ITANAGAR: The country’s largest planned hydropower project, the Dibang Multipurpose Project, could be completed before the end of the decade in nine years time.

At a height of 278 metres and an installed capacity of 2,880 megawatts, this concrete dam will be built by the public owned National Hydroelectric Power Corporation at a cost exceeding ₹28,080 crore.

The central government had said that Arunachal Pradesh would get free power from the project as would MPs’ Local Area Development Funds, with estimated benefits to the state of ₹26,785 crore over the project shelf life of 40 years.

Government plans to build the project were initially met with massive protests from affected residents of the Dibang Valley, primarily members of the Idu-Mishmi community living in the region.

Over the years, with coercion and the promise of massive financial compensation, the protests fell silent.

Last July the Cabinet Committee on Economic Affairs chaired by Prime Minister Narendra Modi approved spending ₹1,600 crore on “pre-investment activities” for the project.

The dam’s submergence area is 3,564 hectares, and its catchment area 77,276 square kilometres. The government estimates it will ‘divert’ at least another 5,000 hectares of prime forest land to permit the felling of trees.

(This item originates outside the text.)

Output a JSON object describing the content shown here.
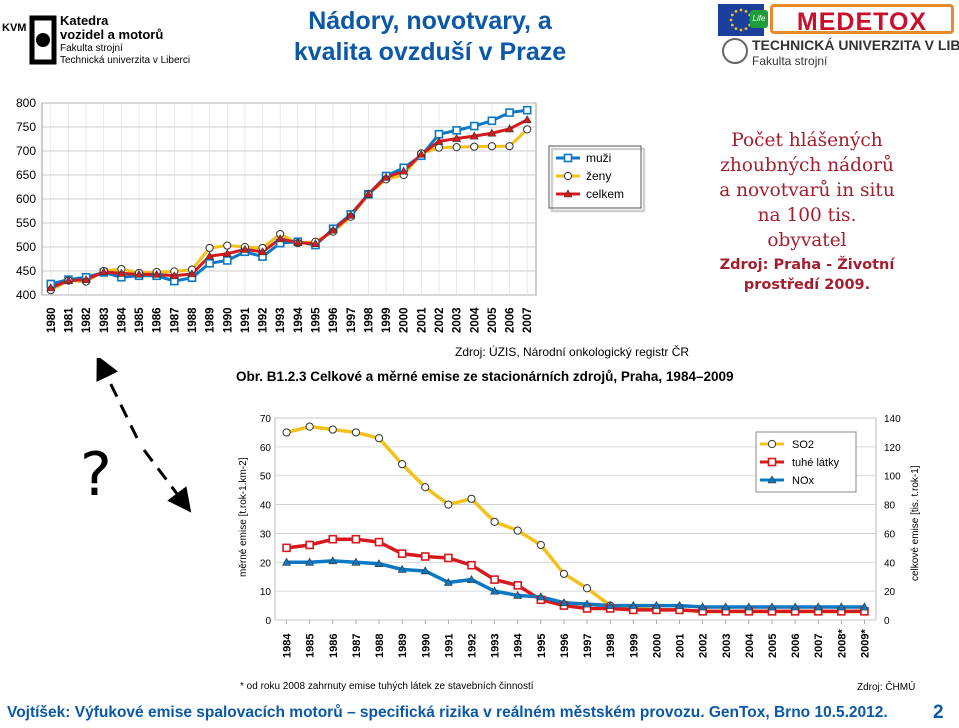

On January 7 at the inaugural session of the Arunachal Pradesh Legislative Assembly, Governor B.D.Mishra said the state government would “involve all stakeholders and take care of the dislocation of people, if any, and environmental degradation before the start of the project work”.

For a state often touted as the Powerhouse of India, dams in Arunachal Pradesh haven’t quite been the resounding success dreamed by successive state and central governments.

Officials and estimates peg the state’s own peak power requirement at around 220MW.

Besides the numerous non-functioning mini hydel projects across the state, only two dams are functional— Ranganadi, 220MW and Pare, 110MW— while work on most of the over 120 planned mega hydropower projects (with an installed capacity over 25MW) hasn’t yet begun.

At one time the state government had signed memorandums of agreement with various private and public sector firms to build over 160 hydropower projects across the five major river basins in Arunachal Pradesh.

The state government too has scrapped a number of agreements with power developers for failing to begin construction.

Protests from local indigenous residents, and in some cases from Assam, against the downstream impact of the projects, coupled with investor fears of financial loss and difficulty securing forest and environment clearances, have also contributed to the delays.

One of the major challenges in establishing the ‘powerhouse’ has been the lack of adequate transmission lines. The state government plans to lay 31 substations under a Scheme of Transmission & Distribution System. There are also plans to establish a State Load Dispatch Centre to address the issue of transmission and distribution loss.